Des réticences liées au contexte social et à un racisme latent

Mais si la Pologne s’avère aussi respectueuse et accueillante envers ces étrangers, pourquoi a-t-elle accepté de ne prendre en charge que sept mille migrants sur les deux prochaines années ? Certains comme Achmed Tashaev estiment que c’est dû au contexte polonais. “S’il y avait en Pologne, les bonnes conditions sociales qu’il y a en Allemagne, en France ou dans d’autres pays de l’ouest de l’Europe, insiste-t-il, peut-être que les Polonais seraient plus volontaires pour accueillir des refugiés.”

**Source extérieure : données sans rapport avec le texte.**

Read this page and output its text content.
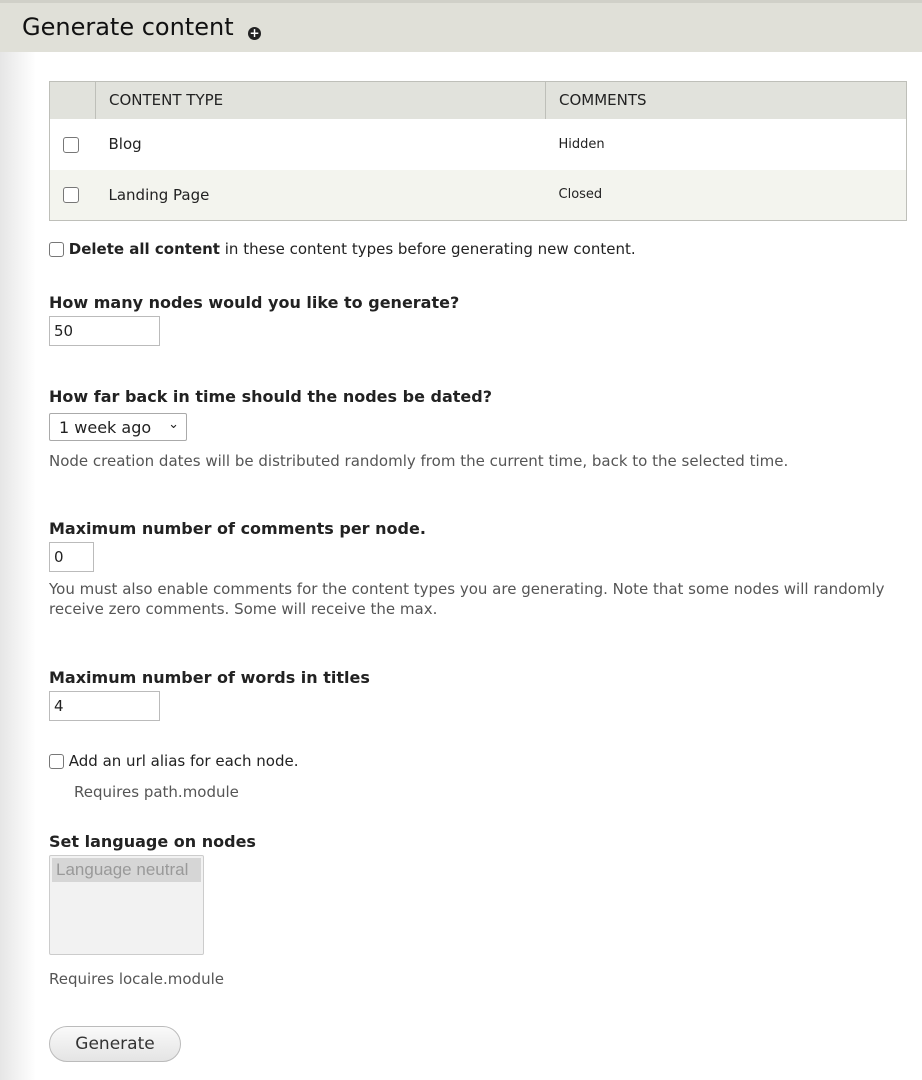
Generate content +
	CONTENT TYPE	COMMENTS
	Blog	Hidden
	Landing Page	Closed
Delete all content in these content types before generating new content.
How many nodes would you like to generate?
50
How far back in time should the nodes be dated?
1 week ago ⌄
Node creation dates will be distributed randomly from the current time, back to the selected time.
Maximum number of comments per node.
0
You must also enable comments for the content types you are generating. Note that some nodes will randomly receive zero comments. Some will receive the max.
Maximum number of words in titles
4
Add an url alias for each node.
Requires path.module
Set language on nodes
Language neutral
Requires locale.module
Generate
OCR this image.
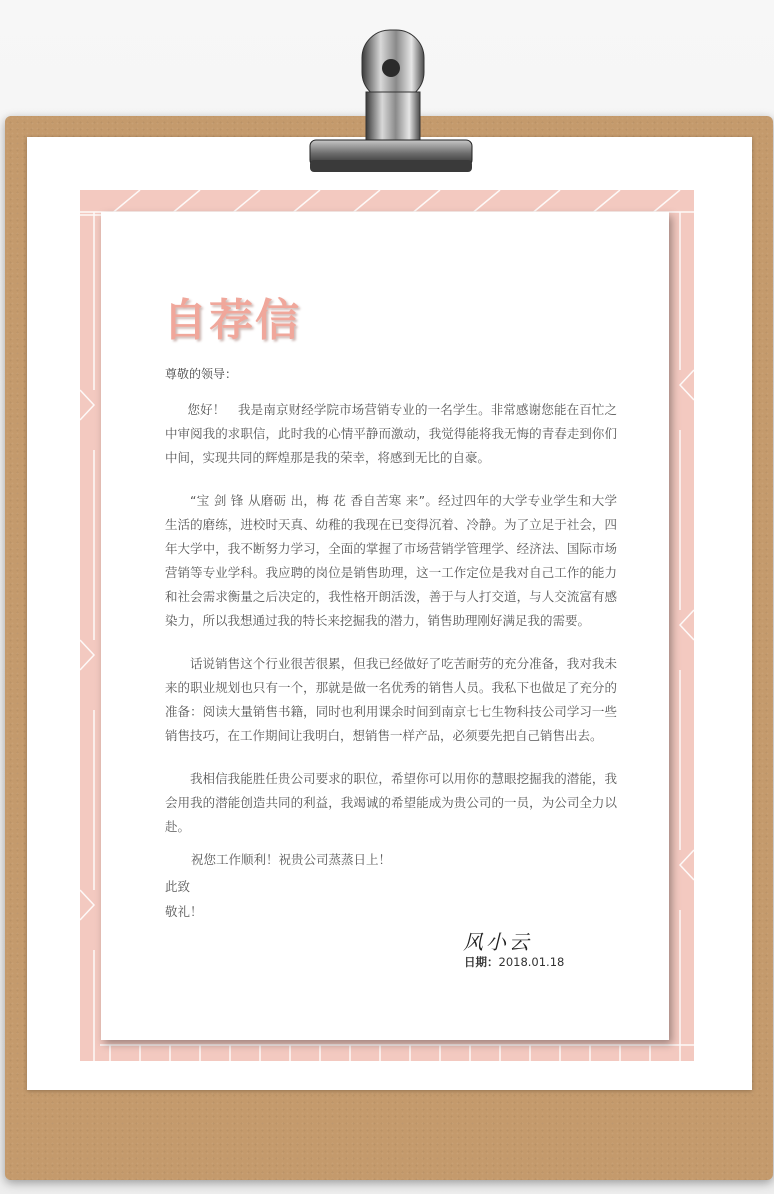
自荐信
尊敬的领导：

您好！　我是南京财经学院市场营销专业的一名学生。非常感谢您能在百忙之中审阅我的求职信，此时我的心情平静而激动，我觉得能将我无悔的青春走到你们中间，实现共同的辉煌那是我的荣幸，将感到无比的自豪。

“宝 剑 锋 从磨砺 出，梅 花 香自苦寒 来”。经过四年的大学专业学生和大学生活的磨练，进校时天真、幼稚的我现在已变得沉着、冷静。为了立足于社会，四年大学中，我不断努力学习，全面的掌握了市场营销学管理学、经济法、国际市场营销等专业学科。我应聘的岗位是销售助理，这一工作定位是我对自己工作的能力和社会需求衡量之后决定的，我性格开朗活泼，善于与人打交道，与人交流富有感染力，所以我想通过我的特长来挖掘我的潜力，销售助理刚好满足我的需要。

话说销售这个行业很苦很累，但我已经做好了吃苦耐劳的充分准备，我对我未来的职业规划也只有一个，那就是做一名优秀的销售人员。我私下也做足了充分的准备：阅读大量销售书籍，同时也利用课余时间到南京七七生物科技公司学习一些销售技巧，在工作期间让我明白，想销售一样产品，必须要先把自己销售出去。

我相信我能胜任贵公司要求的职位，希望你可以用你的慧眼挖掘我的潜能，我会用我的潜能创造共同的利益，我竭诚的希望能成为贵公司的一员，为公司全力以赴。

祝您工作顺利！祝贵公司蒸蒸日上！
此致
敬礼！
风小云
日期：2018.01.18
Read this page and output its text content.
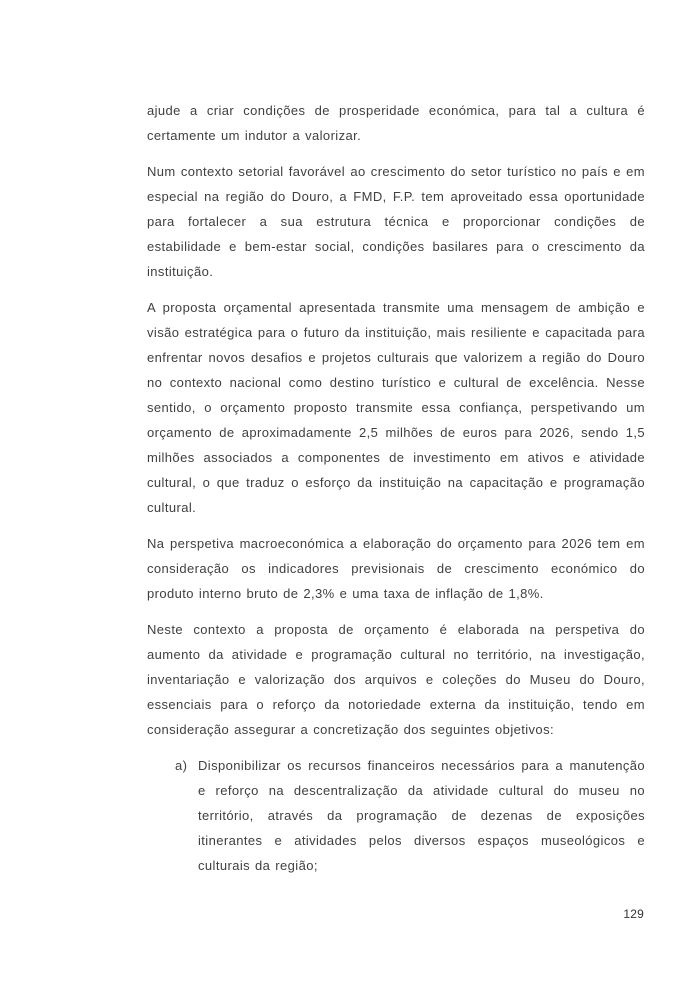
ajude a criar condições de prosperidade económica, para tal a cultura é certamente um indutor a valorizar.

Num contexto setorial favorável ao crescimento do setor turístico no país e em especial na região do Douro, a FMD, F.P. tem aproveitado essa oportunidade para fortalecer a sua estrutura técnica e proporcionar condições de estabilidade e bem-estar social, condições basilares para o crescimento da instituição.

A proposta orçamental apresentada transmite uma mensagem de ambição e visão estratégica para o futuro da instituição, mais resiliente e capacitada para enfrentar novos desafios e projetos culturais que valorizem a região do Douro no contexto nacional como destino turístico e cultural de excelência. Nesse sentido, o orçamento proposto transmite essa confiança, perspetivando um orçamento de aproximadamente 2,5 milhões de euros para 2026, sendo 1,5 milhões associados a componentes de investimento em ativos e atividade cultural, o que traduz o esforço da instituição na capacitação e programação cultural.

Na perspetiva macroeconómica a elaboração do orçamento para 2026 tem em consideração os indicadores previsionais de crescimento económico do produto interno bruto de 2,3% e uma taxa de inflação de 1,8%.

Neste contexto a proposta de orçamento é elaborada na perspetiva do aumento da atividade e programação cultural no território, na investigação, inventariação e valorização dos arquivos e coleções do Museu do Douro, essenciais para o reforço da notoriedade externa da instituição, tendo em consideração assegurar a concretização dos seguintes objetivos:

a) Disponibilizar os recursos financeiros necessários para a manutenção e reforço na descentralização da atividade cultural do museu no território, através da programação de dezenas de exposições itinerantes e atividades pelos diversos espaços museológicos e culturais da região;
129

D’autres évoquent une xénophobie latente. Il faut rappeler que la Pologne est l’un des pays les plus homogènes d’Europe avec 96% de Polonais de souche et 94% de catholiques. Il y a aussi la crainte – fondée ou non – que des extrêmistes se trouvent parmi les milliers de personnes qui cherchent asile en Europe.

C’est ce que redoute Miriam Shaded, polonaise d’origine syrienne. Elle dirige une fondation baptisée Estera qui a favorisé l’arrivée de 55 familles syriennes chrétiennes en Pologne. Alors que la moitié d’entre elles sont reparties pour l’Allemagne en quête de meilleures conditions de vie, elle estime malgré tout que sa mission est un succès. “Chaque famille a été acceptée par la société, les églises, des gens de bonne volonté qui les ont aidés à trouver un travail ici, à s’intégrer, souligne-t-elle. Bien sûr, personne ne veut aider des gens qui viennent ici et qui pourraient représenter une menace même pour la population polonaise comme des Islamistes par exemple, poursuit-elle, il peut y avoir des personnes qui cachent leur véritable identité : les Islamistes là-bas veulent essayer d’imposer leur religion aux Chrétiens et on peut supposer qu’ils voudront faire la même chose ici en Europe.”

Ironie du sort

Ces inquiétudes risquent d’alimenter encore le débat sur l’accueil des réfugiés en Europe et en Pologne. Pour autant, la situation actuelle en rappelle une autre : celle des Polonais qui dans l’Histoire, ont dû eux aussi quitté leur pays. “Ce sont des gens avec des enfants, des familles qui fuient la guerre et qui veulent sauver leur vie comme les Polonais l’ont fait autrefois pendant les guerres et lors de l‘état de guerre instauré en 1981, souligne l’imam Janusz Aleksandrowicz, ils cherchaient un endroit où ils pouvaient vivre sereinement et aujourd’hui, eux aussi, c’est ce qu’ils cherchent.”